5 Results Verified by FTA and Monte-Carlo Simulation Results Verified by FTA (qualitative analysis) and Monte-Carlo Simulation(quantitative analysis) Table 4 System Success Probability Calculated Through Different Methods Method Success probability of hydraulic steering system Exact algorithm with shared signal 0.98940264 Qualitative analysis based on GO method 0.98597748 FTA 0.98597748 Monte Carlo 0.98873300 The Results in Table 4 show that: Because qualitative analysis results by GO method and FTA can be thought as the lower limit of success probability of system, and results of exact algorithm with shared signal is larger than the lower limit, we can get that GO method is correct for reliability analysis of system with DICLFL considering shutdown correlation. The result by the exact algorithm considering shared signal is closer to the result by Monte Carlo simulation, and it indicates that GO methodology is suitable for reliability analysis of systems with DICLFL considering shutdown correlation.

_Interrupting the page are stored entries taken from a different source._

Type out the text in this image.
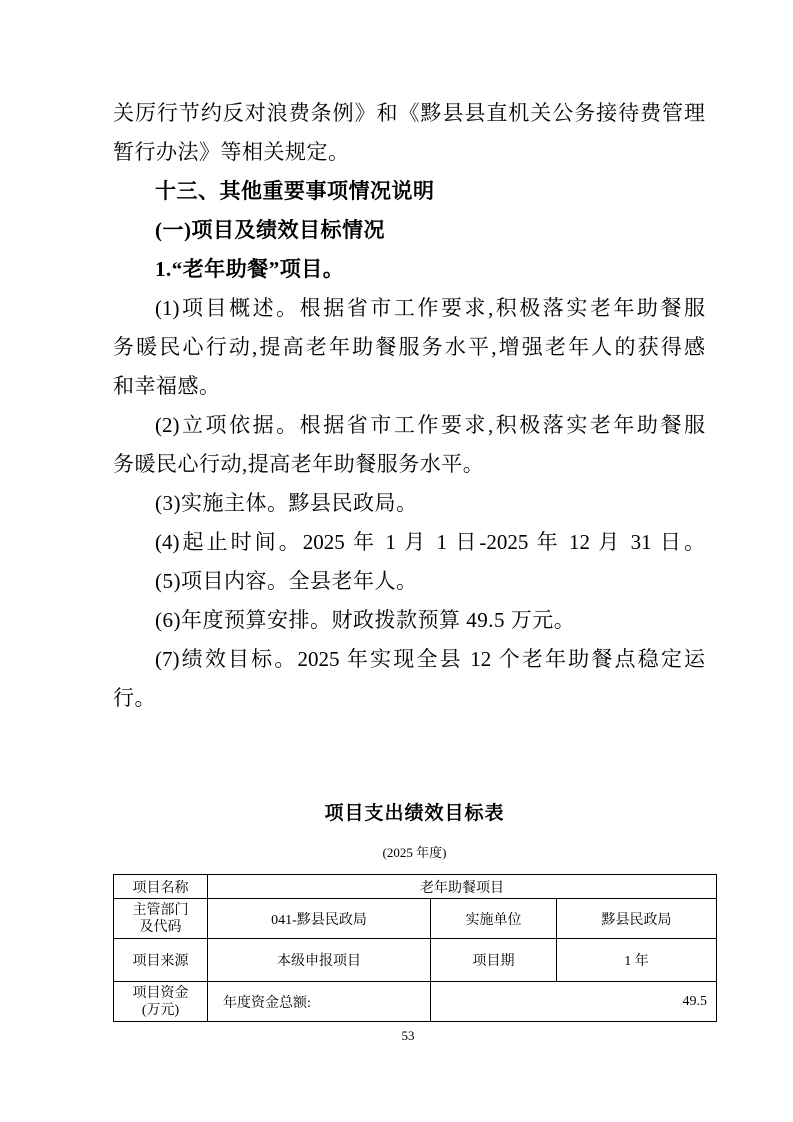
关厉行节约反对浪费条例》和《黟县县直机关公务接待费管理
暂行办法》等相关规定。
十三、其他重要事项情况说明
(一)项目及绩效目标情况
1.“老年助餐”项目。
(1)项目概述。根据省市工作要求,积极落实老年助餐服
务暖民心行动,提高老年助餐服务水平,增强老年人的获得感
和幸福感。
(2)立项依据。根据省市工作要求,积极落实老年助餐服
务暖民心行动,提高老年助餐服务水平。
(3)实施主体。黟县民政局。
(4)起止时间。2025 年 1 月 1 日-2025 年 12 月 31 日。
(5)项目内容。全县老年人。
(6)年度预算安排。财政拨款预算 49.5 万元。
(7)绩效目标。2025 年实现全县 12 个老年助餐点稳定运
行。
项目支出绩效目标表
(2025 年度)
项目名称	老年助餐项目		

主管部门
及代码	041-黟县民政局	实施单位	黟县民政局
项目来源	本级申报项目	项目期	1 年

项目资金
(万元)	年度资金总额:	49.5	
53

6 Conclusions Works: This paper provides a reliability analysis method for repairable systems with DICLFL considering shutdown correlation, whose number is 1. A new operator which can be used to represent DICLFL considering shutdown correlation, whose number is 1, is created and named as Type 9C operator, and its steady state probability quantification formulas are deduced based on Markov process theory. To verify the correctness and feasibility of the new method presented in this paper, take a hydraulic steering system as an example to conduct the reliability analysis, and the analysis result is compared with that of FTA and Monte-Carlo simulation. Significance: The comparison results show that the new method is correct and feasible for the reliability analysis of system with DICLFL considering shutdown correlation. It is more advantageous in the aspects of system model building and quantitative analysis. This paper provides guidance for reliability analysis of repairable systems with DICLFL considering shutdown correlation.